Cuidarse no es malo, como tampoco lo es comer o dormir. El problema aparece cuando el cuidado de uno mismo se convierte en el único horizonte. Yo hablo en el libro de los “diez mantras del enmimismamiento”, frases que suenan razonables, pero que, llevadas al extremo, nos aíslan. Lo saludable es el equilibrio: cuidarnos, cuidar a los demás y dejarnos cuidar en distintos momentos de la vida.

Usted liga esta autorreferencia también a la economía. ¿Cómo se refleja ahí?

Vivimos atrapados en lo que llamo la paradoja del economicismo. Se nos dice que debemos tener cada vez más para estar bien, pero al mismo tiempo nunca es suficiente. Eso genera frustración. Para mí, el sentido de la economía no está en acumular riqueza, sino en que el trabajo tenga sentido porque sirve a los demás. Solo así podemos considerarnos realmente ricos.
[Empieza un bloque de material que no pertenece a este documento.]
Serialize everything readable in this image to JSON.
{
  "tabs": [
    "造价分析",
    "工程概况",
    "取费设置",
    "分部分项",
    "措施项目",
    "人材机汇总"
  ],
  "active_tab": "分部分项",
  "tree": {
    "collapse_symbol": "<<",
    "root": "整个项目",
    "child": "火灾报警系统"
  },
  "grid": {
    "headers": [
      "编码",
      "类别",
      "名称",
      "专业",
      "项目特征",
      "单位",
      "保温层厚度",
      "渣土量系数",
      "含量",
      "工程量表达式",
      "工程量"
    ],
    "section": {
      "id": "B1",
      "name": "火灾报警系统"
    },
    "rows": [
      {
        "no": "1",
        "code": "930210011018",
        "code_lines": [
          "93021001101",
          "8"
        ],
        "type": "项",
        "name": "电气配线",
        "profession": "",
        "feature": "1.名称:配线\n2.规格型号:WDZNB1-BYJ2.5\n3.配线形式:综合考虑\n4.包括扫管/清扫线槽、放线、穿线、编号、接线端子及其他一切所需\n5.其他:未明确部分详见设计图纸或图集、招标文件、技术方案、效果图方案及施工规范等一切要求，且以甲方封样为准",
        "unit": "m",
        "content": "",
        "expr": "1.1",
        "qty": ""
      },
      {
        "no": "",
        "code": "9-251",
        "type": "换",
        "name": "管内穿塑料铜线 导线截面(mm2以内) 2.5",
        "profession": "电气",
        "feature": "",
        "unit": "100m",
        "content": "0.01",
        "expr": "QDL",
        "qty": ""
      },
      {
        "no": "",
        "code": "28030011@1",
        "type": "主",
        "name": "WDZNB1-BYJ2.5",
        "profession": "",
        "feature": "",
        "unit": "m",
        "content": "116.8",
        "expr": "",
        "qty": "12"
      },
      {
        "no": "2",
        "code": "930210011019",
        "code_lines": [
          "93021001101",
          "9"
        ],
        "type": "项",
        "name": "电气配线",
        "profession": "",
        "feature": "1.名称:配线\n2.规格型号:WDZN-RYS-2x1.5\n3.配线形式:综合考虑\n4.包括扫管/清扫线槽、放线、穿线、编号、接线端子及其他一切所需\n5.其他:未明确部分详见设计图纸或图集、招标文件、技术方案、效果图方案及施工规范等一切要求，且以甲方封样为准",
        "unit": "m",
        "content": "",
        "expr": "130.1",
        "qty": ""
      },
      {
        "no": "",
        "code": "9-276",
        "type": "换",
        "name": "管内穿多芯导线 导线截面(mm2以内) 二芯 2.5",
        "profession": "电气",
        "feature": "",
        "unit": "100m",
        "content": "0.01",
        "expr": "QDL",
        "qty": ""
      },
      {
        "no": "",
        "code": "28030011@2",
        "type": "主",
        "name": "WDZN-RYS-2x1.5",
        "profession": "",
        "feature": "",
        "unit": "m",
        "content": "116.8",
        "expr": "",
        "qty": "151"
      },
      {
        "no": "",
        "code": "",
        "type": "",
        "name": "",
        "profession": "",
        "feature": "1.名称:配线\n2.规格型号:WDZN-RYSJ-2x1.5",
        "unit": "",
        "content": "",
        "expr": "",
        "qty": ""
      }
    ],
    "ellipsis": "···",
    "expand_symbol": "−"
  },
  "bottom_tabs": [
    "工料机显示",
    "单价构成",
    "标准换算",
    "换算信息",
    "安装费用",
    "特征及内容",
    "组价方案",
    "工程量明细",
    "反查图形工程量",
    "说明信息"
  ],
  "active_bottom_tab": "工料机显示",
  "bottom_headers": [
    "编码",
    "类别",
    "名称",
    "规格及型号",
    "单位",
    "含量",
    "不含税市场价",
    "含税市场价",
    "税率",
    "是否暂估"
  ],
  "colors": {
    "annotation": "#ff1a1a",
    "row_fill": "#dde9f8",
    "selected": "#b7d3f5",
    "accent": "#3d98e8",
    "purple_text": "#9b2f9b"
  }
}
El libro también conecta con la fe y los valores cristianos. ¿Qué papel juegan en su propuesta?

El cristianismo, bien entendido, nos invita a vivir descentrados: el centro de la vida no soy yo, son los demás. El amor al prójimo es la forma de concretar el amor a Dios. Eso nos ayuda a salir de nosotros mismos. Dicho esto, en el libro planteo también una mirada laica, humanista, porque creo que cualquiera puede llegar a la conclusión de que necesitamos salir del yo y abrirnos a los demás.

¿Cuál fue el mayor reto a la hora de escribir esta obra?

El ensayo exige tener muy claro lo que quieres transmitir. Yo ya había trabajado estas ideas en conferencias, clases y conversaciones, así que el desafío fue ordenarlas de manera didáctica para que cualquier persona pudiera entenderlas. No me interesa escribir solo para especialistas. Aspiro a ofrecer un lenguaje accesible, profundo pero comprensible para todos.

Si la sociedad aplicara estas ideas, ¿qué cambiaría?

Seríamos más felices, porque desaparecería mucha de la insatisfacción vital que hoy padecemos. Mejorarían las relaciones personales y familiares, habría menos polarización política e identitaria y se construiría más comunidad. En definitiva, una sociedad descentrada sería una sociedad más plena y más justa.

Finalmente, es obvio que dentro de este tema hay muchas vertientes y mucho de que hablar, ¿se ve escribiendo más sobre este tema en el futuro?

Ahora voy a escribir un tratado sobre lo suficiente, normalmente tengo pensados los siguientes: el siguiente y dos más. No sé que haré, pero por ahora no.